Tribunal de commerce de commerce de Nevers, le 3 avril 2025, n°2025R00005

Le président du tribunal de commerce de Nevers, statuant en référé le 3 avril 2025, se prononce sur une demande en rétractation d’une ordonnance autorisant une mesure d’instruction in futurum. L’ordonnance initiale du 28 octobre 2024, rectifiée le 20 décembre, permettait à une société de procéder à un constat au domicile d’un ancien salarié et dirigeant. Ce dernier et une société liée demandent la rétractation de cette mesure. Le juge déclare son incompétence matérielle et territoriale, rétracte l’ordonnance et condamne la société requérante aux dépens.

La compétence matérielle du juge des référés commerciaux

Le juge écarte sa compétence au regard de la qualité des parties concernées. L’article L721-3 du code de commerce définit le litige commercial comme opposant des commerçants. Le juge relève que le salarié mis en cause n’a pas la qualité de commerçant. Il n’exerce pas d’actes de commerce à titre de profession habituelle selon la loi. La demande de mesure le concernant directement relève donc du tribunal judiciaire.
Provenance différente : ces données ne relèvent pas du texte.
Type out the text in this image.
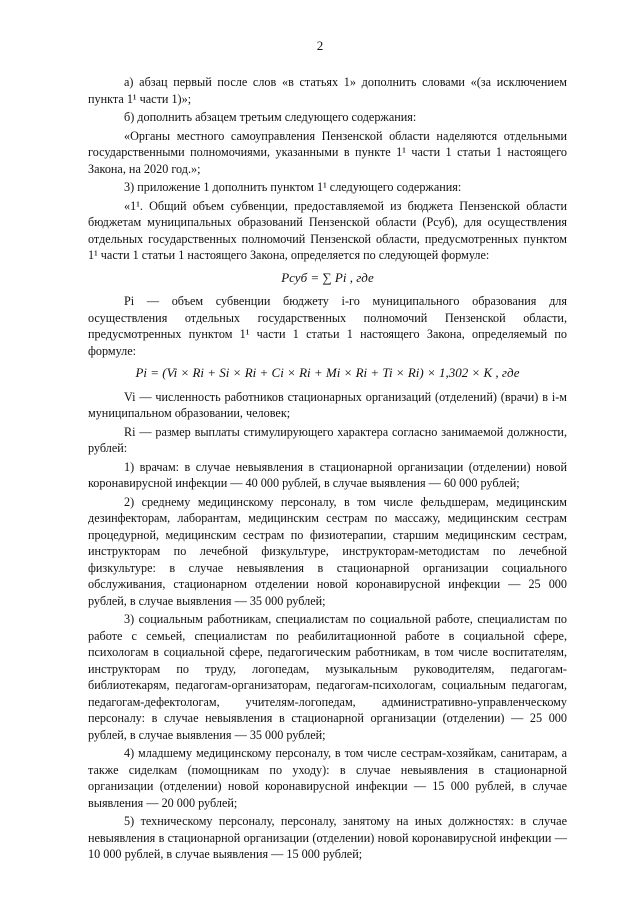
2

а) абзац первый после слов «в статьях 1» дополнить словами «(за исключением пункта 1¹ части 1)»;

б) дополнить абзацем третьим следующего содержания:

«Органы местного самоуправления Пензенской области наделяются отдельными государственными полномочиями, указанными в пункте 1¹ части 1 статьи 1 настоящего Закона, на 2020 год.»;

3) приложение 1 дополнить пунктом 1¹ следующего содержания:

«1¹. Общий объем субвенции, предоставляемой из бюджета Пензенской области бюджетам муниципальных образований Пензенской области (Pсуб), для осуществления отдельных государственных полномочий Пензенской области, предусмотренных пунктом 1¹ части 1 статьи 1 настоящего Закона, определяется по следующей формуле:

Pсуб = ∑ Pi , где

Pi — объем субвенции бюджету i-го муниципального образования для осуществления отдельных государственных полномочий Пензенской области, предусмотренных пунктом 1¹ части 1 статьи 1 настоящего Закона, определяемый по формуле:

Pi = (Vi × Ri + Si × Ri + Ci × Ri + Mi × Ri + Ti × Ri) × 1,302 × K , где

Vi — численность работников стационарных организаций (отделений) (врачи) в i-м муниципальном образовании, человек;

Ri — размер выплаты стимулирующего характера согласно занимаемой должности, рублей:

1) врачам: в случае невыявления в стационарной организации (отделении) новой коронавирусной инфекции — 40 000 рублей, в случае выявления — 60 000 рублей;

2) среднему медицинскому персоналу, в том числе фельдшерам, медицинским дезинфекторам, лаборантам, медицинским сестрам по массажу, медицинским сестрам процедурной, медицинским сестрам по физиотерапии, старшим медицинским сестрам, инструкторам по лечебной физкультуре, инструкторам-методистам по лечебной физкультуре: в случае невыявления в стационарной организации социального обслуживания, стационарном отделении новой коронавирусной инфекции — 25 000 рублей, в случае выявления — 35 000 рублей;

3) социальным работникам, специалистам по социальной работе, специалистам по работе с семьей, специалистам по реабилитационной работе в социальной сфере, психологам в социальной сфере, педагогическим работникам, в том числе воспитателям, инструкторам по труду, логопедам, музыкальным руководителям, педагогам-библиотекарям, педагогам-организаторам, педагогам-психологам, социальным педагогам, педагогам-дефектологам, учителям-логопедам, административно-управленческому персоналу: в случае невыявления в стационарной организации (отделении) — 25 000 рублей, в случае выявления — 35 000 рублей;

4) младшему медицинскому персоналу, в том числе сестрам-хозяйкам, санитарам, а также сиделкам (помощникам по уходу): в случае невыявления в стационарной организации (отделении) новой коронавирусной инфекции — 15 000 рублей, в случае выявления — 20 000 рублей;

5) техническому персоналу, персоналу, занятому на иных должностях: в случае невыявления в стационарной организации (отделении) новой коронавирусной инфекции — 10 000 рублей, в случае выявления — 15 000 рублей;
Cette solution rappelle le principe de spécialité des juridictions. Elle protège le justiciable non commerçant des procédures commerciales. La compétence est ainsi strictement interprétée et délimitée.

La compétence territoriale en matière de mesure d’instruction

Le juge se déclare également incompétent sur le plan territorial. La mesure de constat devait être exécutée au domicile du salarié dans un autre département. Le juge applique la règle de compétence du lieu d’exécution de la mesure sollicitée. Cette règle procédurale est établie par une jurisprudence constante. Elle vise à garantir la proximité et l’efficacité de l’instruction. Le tribunal de commerce de Nevers n’était donc pas le for territorialement compétent. Cette décision renforce les règles de droit commun en matière de compétence. Elle évite tout déni de justice par le choix d’un for inadéquat.

Les conséquences procédurales de l’incompétence

L’incompétence constatée entraîne la rétractation de l’ordonnance initiale. Le juge rétracte en toutes ses dispositions l’ordonnance du 28 octobre 2024 rectifiée. Il renvoie l’affaire devant le tribunal judiciaire territorialement compétent. La caducité pour défaut de saisine de l’huissier n’a donc pas à être examinée. Le juge refuse également d’allouer des indemnités au titre de l’article 700 du code de procédure civile. L’équité commande de laisser chaque partie à ses frais dans cette instance. Les dépens sont mis à la charge de la société qui a échoué dans sa requête initiale.

La portée de la décision en droit des preuves

Cette décision rappelle les conditions strictes des mesures in futurum. Le juge des référés doit vérifier scrupuleusement son propre pouvoir juridictionnel. Un motif légitime et un risque de disparition de la preuve sont requis. La présentation hasardeuse des faits par le requérant peut vicier la procédure. La jurisprudence disponible sur la représentation en justice n’était pas pertinente ici. L’accent est mis sur la loyauté procédurale et le respect des droits de la défense. Cette ordonnance protège ainsi contre les demandes dilatoires ou abusives en matière probatoire.

Source : Cour de cassation – Base Open Data « Judilibre » & « Légifrance ».